J’ai eu mon premier appareil, un Minolta X 300, à 13 ans. Je me suis inscrite dans un club photo qui m’a permis de faire des sorties photos en tous genres, de développer en labo, etc. Et dès que j’ai pu, je suis allée photographier du tennis.
En 1987, j’avais 16 ans et je me suis acheté une entrée générale pour Roland Garros. Sur le cours n°1, en forme d’arène, j’ai vu Chris Evert et j’ai tout de suite accroché. Avec une amie passionnée de tennis, nous avons essayé d’obtenir son autographe en cherchant dans quel hôtel elle séjournait à Paris. Elle nous a trouvées sympathiques et quand elle a perdu en demie finale, elle m’a offert ses chaussures et donné son numéro de téléphone au cas où je voudrais des places pour d’autres tournois.

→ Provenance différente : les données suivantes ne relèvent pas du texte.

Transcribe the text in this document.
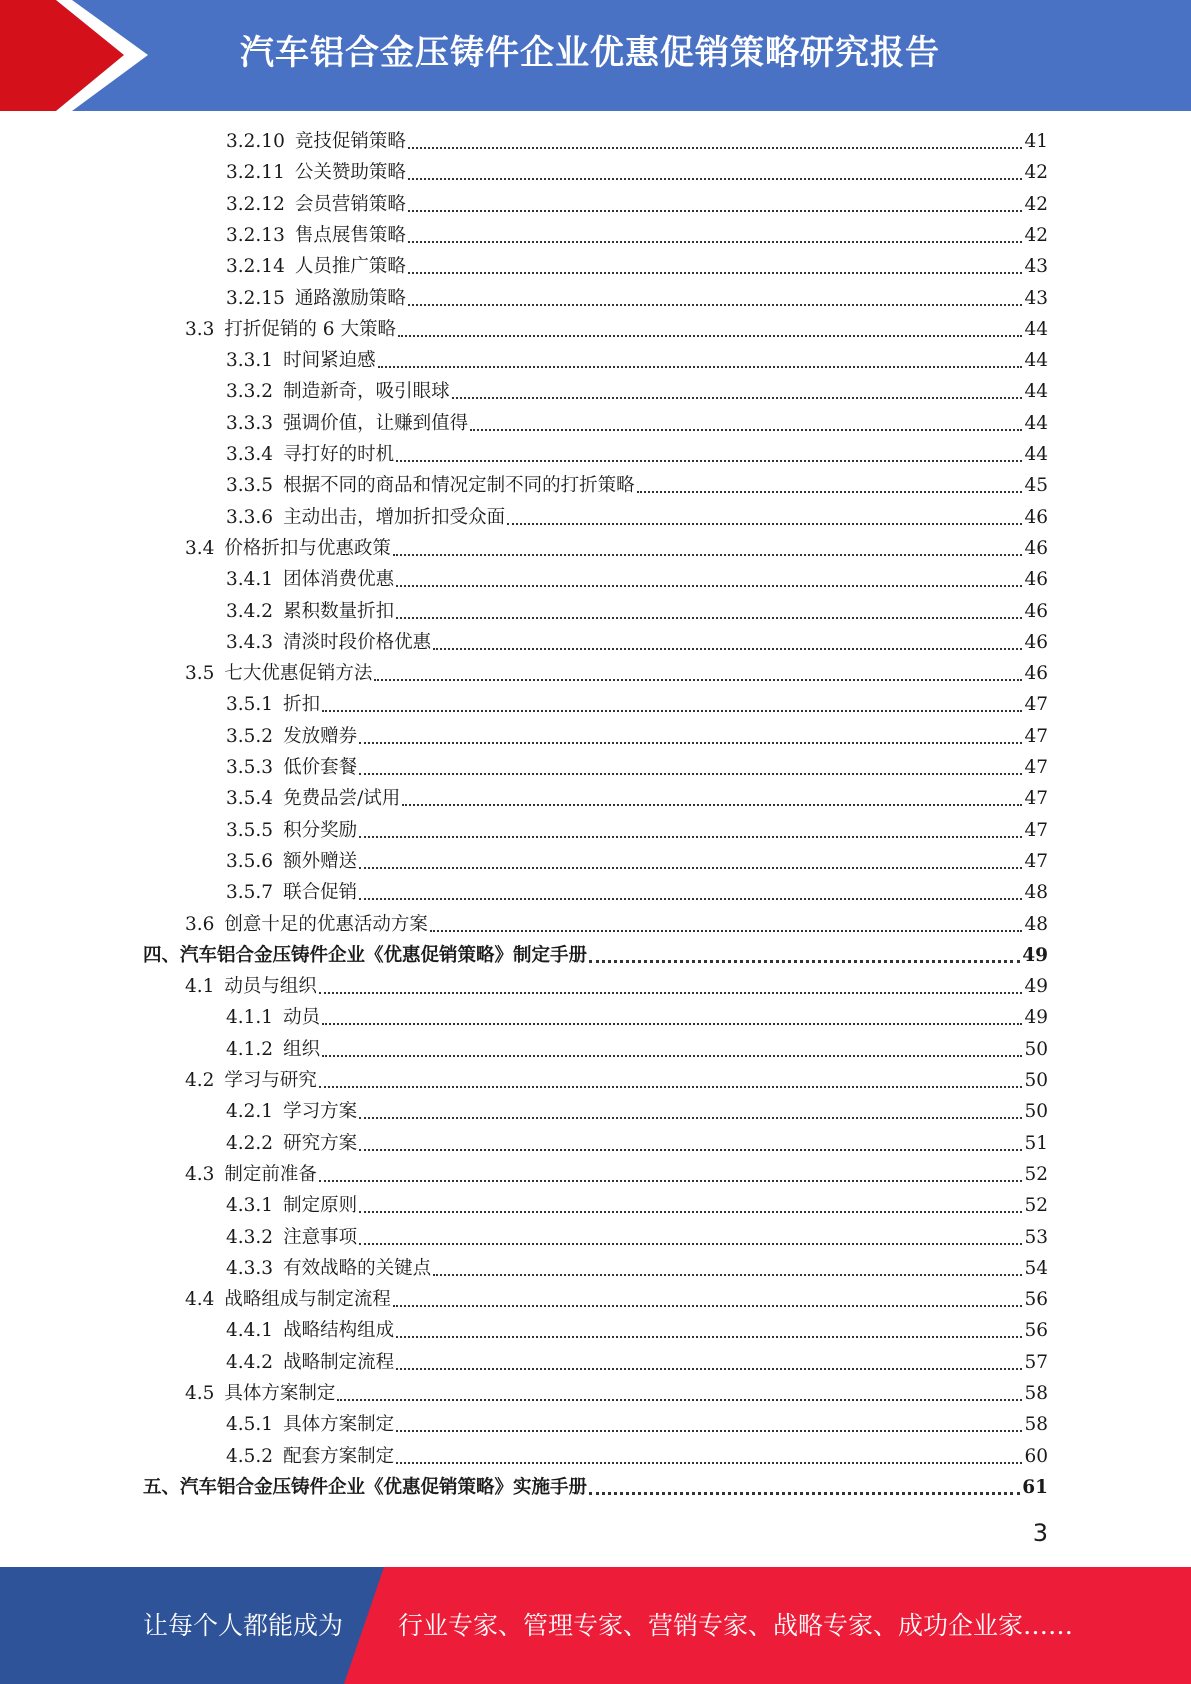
汽车铝合金压铸件企业优惠促销策略研究报告
3.2.10 竞技促销策略	41
3.2.11 公关赞助策略	42
3.2.12 会员营销策略	42
3.2.13 售点展售策略	42
3.2.14 人员推广策略	43
3.2.15 通路激励策略	43
3.3 打折促销的 6 大策略	44
3.3.1 时间紧迫感	44
3.3.2 制造新奇，吸引眼球	44
3.3.3 强调价值，让赚到值得	44
3.3.4 寻打好的时机	44
3.3.5 根据不同的商品和情况定制不同的打折策略	45
3.3.6 主动出击，增加折扣受众面	46
3.4 价格折扣与优惠政策	46
3.4.1 团体消费优惠	46
3.4.2 累积数量折扣	46
3.4.3 清淡时段价格优惠	46
3.5 七大优惠促销方法	46
3.5.1 折扣	47
3.5.2 发放赠券	47
3.5.3 低价套餐	47
3.5.4 免费品尝/试用	47
3.5.5 积分奖励	47
3.5.6 额外赠送	47
3.5.7 联合促销	48
3.6 创意十足的优惠活动方案	48
四、汽车铝合金压铸件企业《优惠促销策略》制定手册	49
4.1 动员与组织	49
4.1.1 动员	49
4.1.2 组织	50
4.2 学习与研究	50
4.2.1 学习方案	50
4.2.2 研究方案	51
4.3 制定前准备	52
4.3.1 制定原则	52
4.3.2 注意事项	53
4.3.3 有效战略的关键点	54
4.4 战略组成与制定流程	56
4.4.1 战略结构组成	56
4.4.2 战略制定流程	57
4.5 具体方案制定	58
4.5.1 具体方案制定	58
4.5.2 配套方案制定	60
五、汽车铝合金压铸件企业《优惠促销策略》实施手册	61
3
让每个人都能成为 行业专家、管理专家、营销专家、战略专家、成功企业家……
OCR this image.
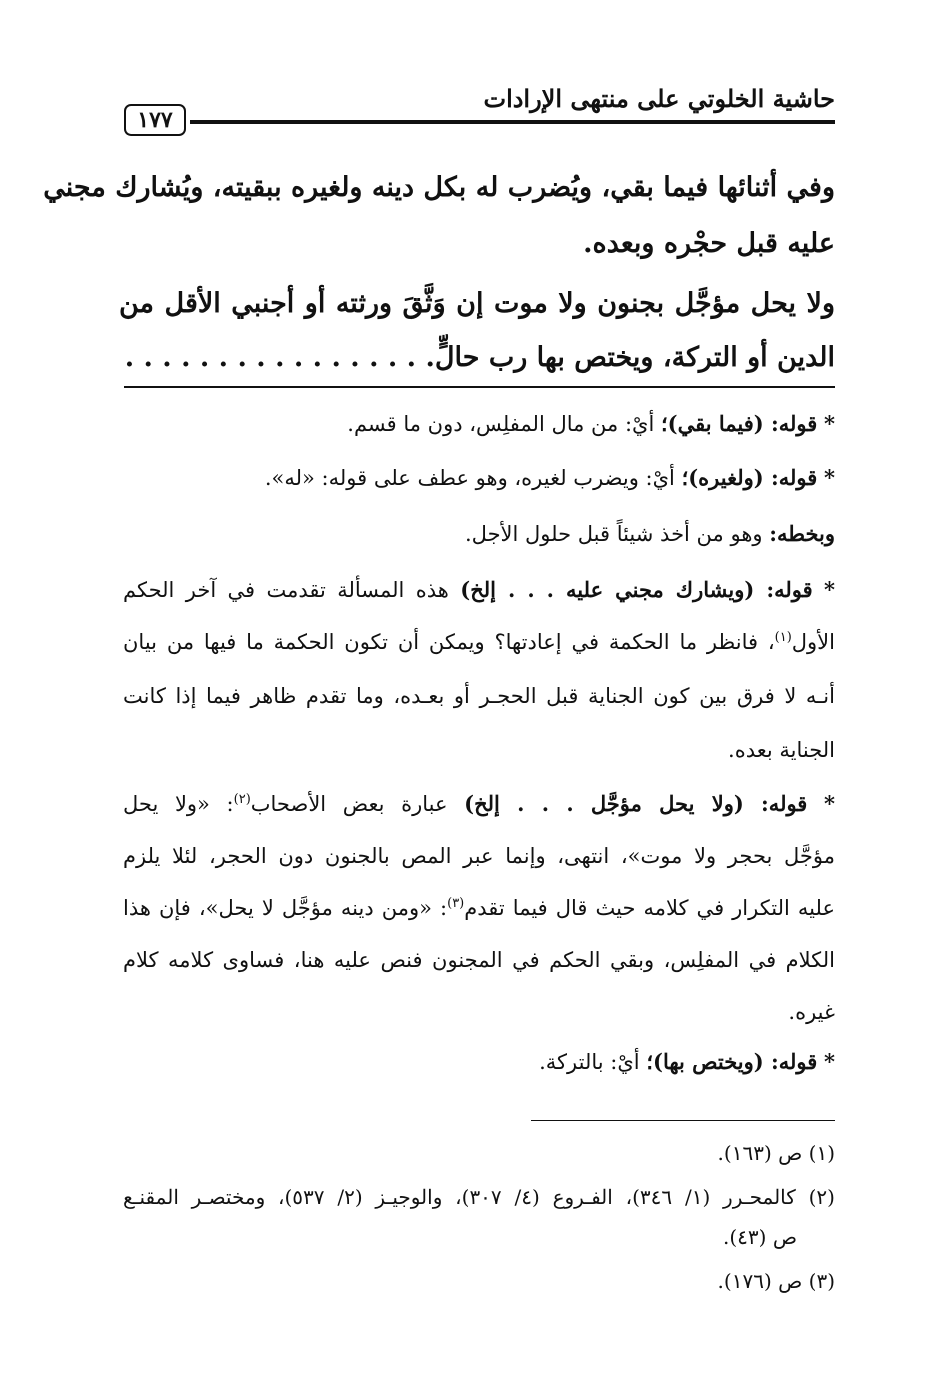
حاشية الخلوتي على منتهى الإرادات
١٧٧
وفي أثنائها فيما بقي، ويُضرب له بكل دينه ولغيره ببقيته، ويُشارك مجني
عليه قبل حجْره وبعده.
ولا يحل مؤجَّل بجنون ولا موت إن وَثَّقَ ورثته أو أجنبي الأقل من
الدين أو التركة، ويختص بها رب حالٍّ. . . . . . . . . . . . . . . . .
* قوله: (فيما بقي)؛ أيْ: من مال المفلِس، دون ما قسم.
* قوله: (ولغيره)؛ أيْ: ويضرب لغيره، وهو عطف على قوله: «له».
وبخطه: وهو من أخذ شيئاً قبل حلول الأجل.
* قوله: (ويشارك مجني عليه . . . إلخ) هذه المسألة تقدمت في آخر الحكم
الأول$^{(١)}$، فانظر ما الحكمة في إعادتها؟ ويمكن أن تكون الحكمة ما فيها من بيان
أنـه لا فرق بين كون الجناية قبل الحجـر أو بعـده، وما تقدم ظاهر فيما إذا كانت
الجناية بعده.
* قوله: (ولا يحل مؤجَّل . . . إلخ) عبارة بعض الأصحاب$^{(٢)}$: «ولا يحل
مؤجَّل بحجر ولا موت»، انتهى، وإنما عبر المص بالجنون دون الحجر، لئلا يلزم
عليه التكرار في كلامه حيث قال فيما تقدم$^{(٣)}$: «ومن دينه مؤجَّل لا يحل»، فإن هذا
الكلام في المفلِس، وبقي الحكم في المجنون فنص عليه هنا، فساوى كلامه كلام
غيره.
* قوله: (ويختص بها)؛ أيْ: بالتركة.
(١) ص (١٦٣).
(٢) كالمحـرر (١/ ٣٤٦)، الفـروع (٤/ ٣٠٧)، والوجيـز (٢/ ٥٣٧)، ومختصـر المقنـع
ص (٤٣).
(٣) ص (١٧٦).
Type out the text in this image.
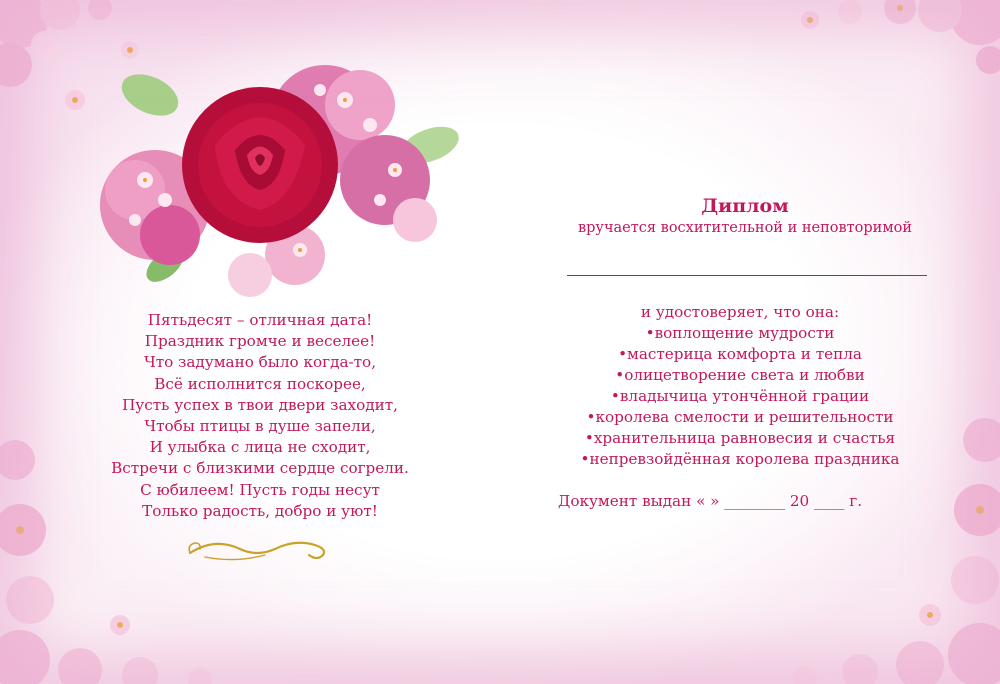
Пятьдесят – отличная дата!
Праздник громче и веселее!
Что задумано было когда-то,
Всё исполнится поскорее,
Пусть успех в твои двери заходит,
Чтобы птицы в душе запели,
И улыбка с лица не сходит,
Встречи с близкими сердце согрели.
С юбилеем! Пусть годы несут
Только радость, добро и уют!
Диплом
вручается восхитительной и неповторимой
и удостоверяет, что она:
•воплощение мудрости
•мастерица комфорта и тепла
•олицетворение света и любви
•владычица утончённой грации
•королева смелости и решительности
•хранительница равновесия и счастья
•непревзойдённая королева праздника
Документ выдан « » ________ 20 ____ г.
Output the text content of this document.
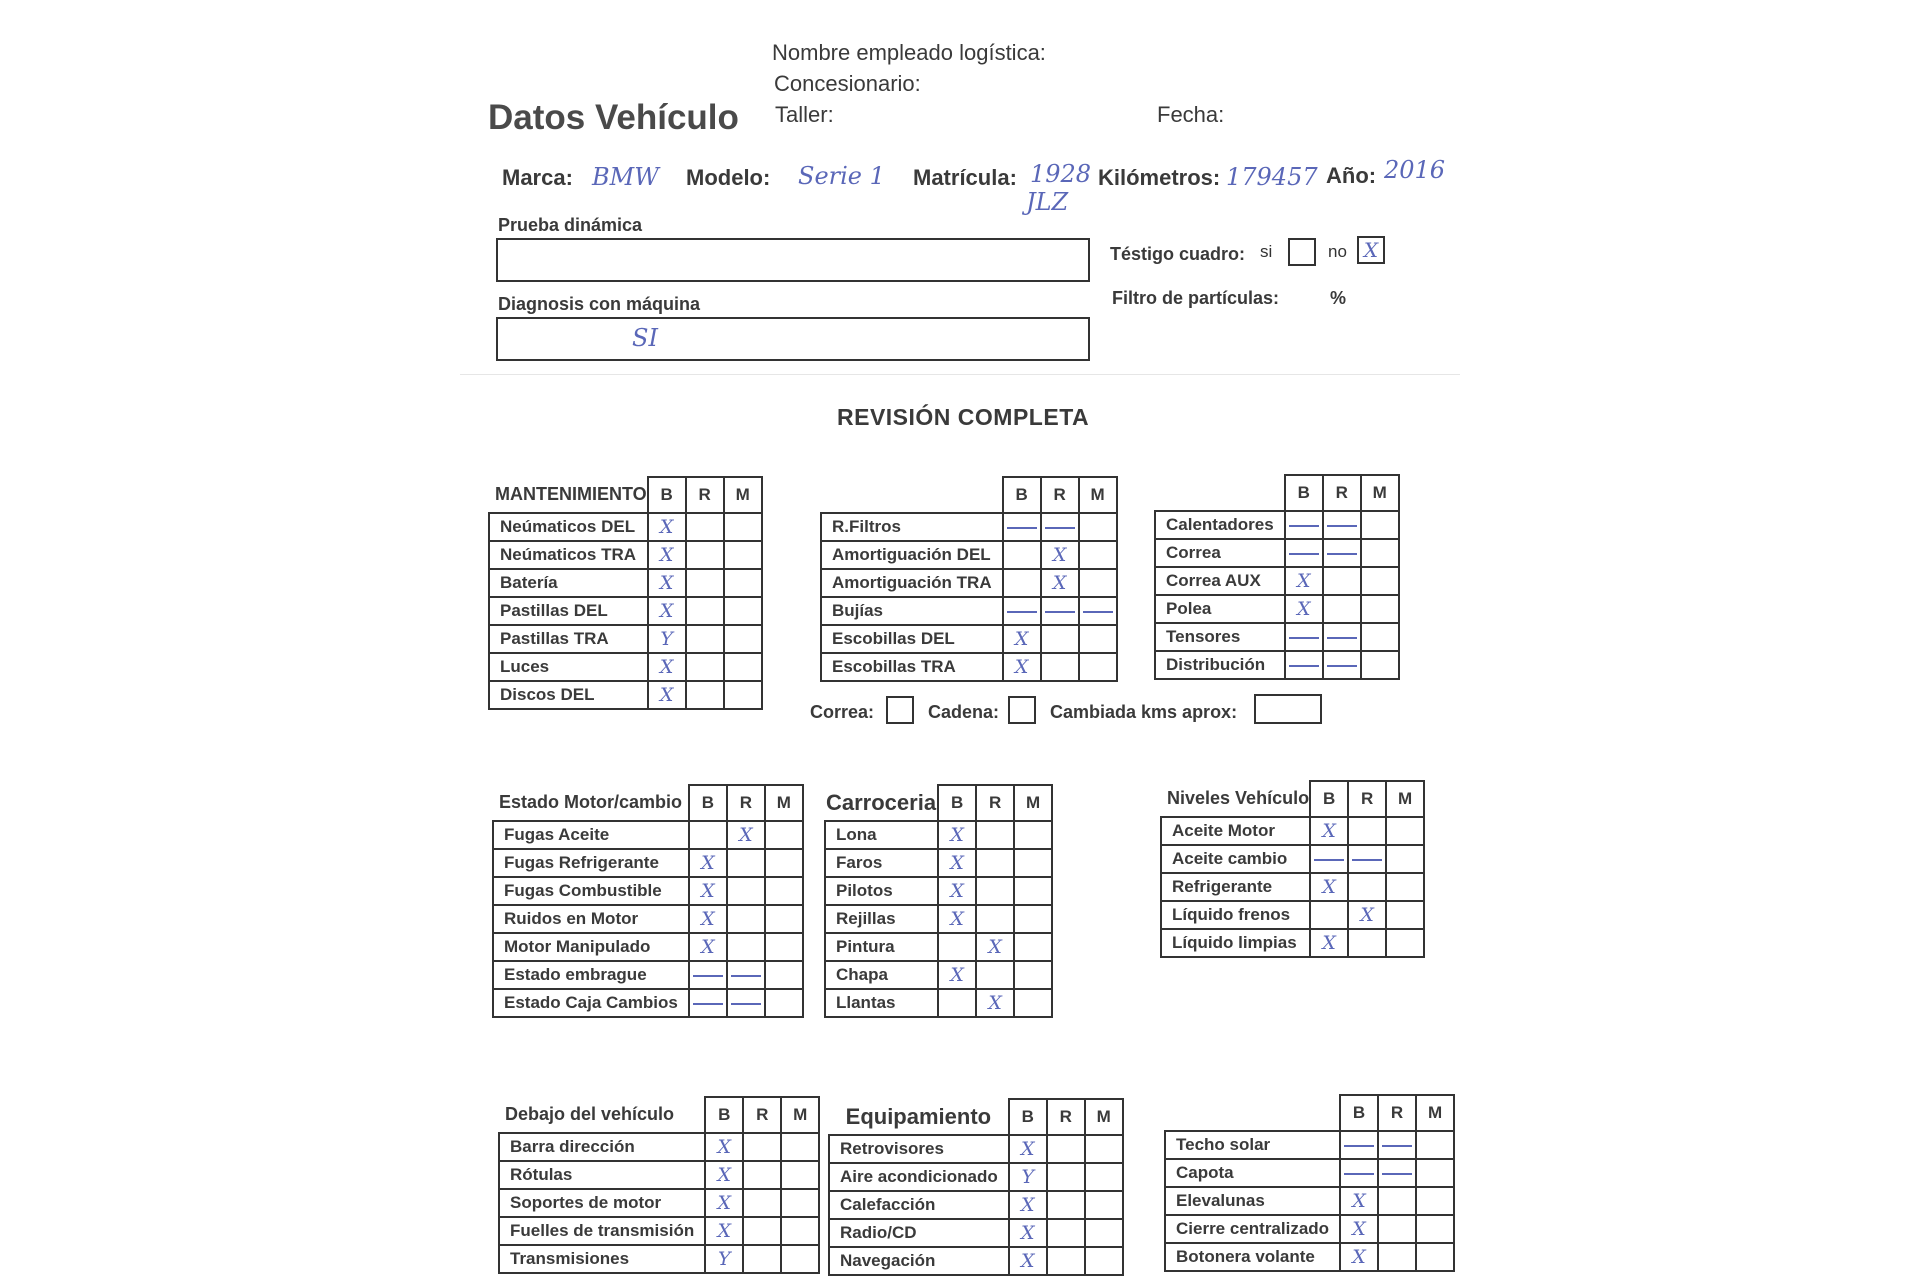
Nombre empleado logística:
Concesionario:
Taller:	Fecha:
Datos Vehículo
Marca: BMW Modelo: Serie 1 Matrícula: 1928
JLZ
Kilómetros: 179457 Año: 2016
Prueba dinámica
Diagnosis con máquina
SI
Téstigo cuadro: si	no X
Filtro de partículas:	%
REVISIÓN COMPLETA
MANTENIMIENTO	B	R	M
Neúmaticos DEL	X		
Neúmaticos TRA	X		
Batería	X		
Pastillas DEL	X		
Pastillas TRA	Y		
Luces	X		
Discos DEL	X		
	B	R	M
R.Filtros			
Amortiguación DEL		X	
Amortiguación TRA		X	
Bujías			
Escobillas DEL	X		
Escobillas TRA	X		
	B	R	M
Calentadores			
Correa			
Correa AUX	X		
Polea	X		
Tensores			
Distribución			
Correa:	Cadena:	Cambiada kms aprox:
Estado Motor/cambio	B	R	M
Fugas Aceite		X	
Fugas Refrigerante	X		
Fugas Combustible	X		
Ruidos en Motor	X		
Motor Manipulado	X		
Estado embrague			
Estado Caja Cambios			
Carroceria	B	R	M
Lona	X		
Faros	X		
Pilotos	X		
Rejillas	X		
Pintura		X	
Chapa	X		
Llantas		X	
Niveles Vehículo	B	R	M
Aceite Motor	X		
Aceite cambio			
Refrigerante	X		
Líquido frenos		X	
Líquido limpias	X		
Debajo del vehículo	B	R	M
Barra dirección	X		
Rótulas	X		
Soportes de motor	X		
Fuelles de transmisión	X		
Transmisiones	Y		
Equipamiento	B	R	M
Retrovisores	X		
Aire acondicionado	Y		
Calefacción	X		
Radio/CD	X		
Navegación	X		
	B	R	M
Techo solar			
Capota			
Elevalunas	X		
Cierre centralizado	X		
Botonera volante	X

Et je l’ai appelée ! Grâce à elle, j’ai eu des entrées pour l’US open, Wimbledon… Pour financer mes déplacements, je vendais mes photos 10 francs via les petites annonces de Tennis de France. Au fur et à mesure, j’ai rencontré des gens dans le milieu et, en 1988, j’ai vu mes premières photos publiées dans la rubrique Bruits de couloir de Tennis Magazine.J’ai réalisé mon rêve de l’époque en intégrant le journal en septembre 1990. J’y suis restée 13 ans.
Qu’est-ce qui est photogénique dans le sport pour vous ?
De manière conventionnelle, je pourrais répondre le mouvement. Il est magnifique à photographier mais je préfère l’émotion que procure le sport. Que ce soit une joie ou une frustration. La lumière est une autre composante déterminante de mes photos. Comme le tennis se joue essentiellement dehors, j’ai la chance de suivre le soleil toute l’année !
Je n’aime pas faire des photos attendues, comme de montrer la balle s’écraser dans la raquette. J’essaye d’avoir un regard décalé.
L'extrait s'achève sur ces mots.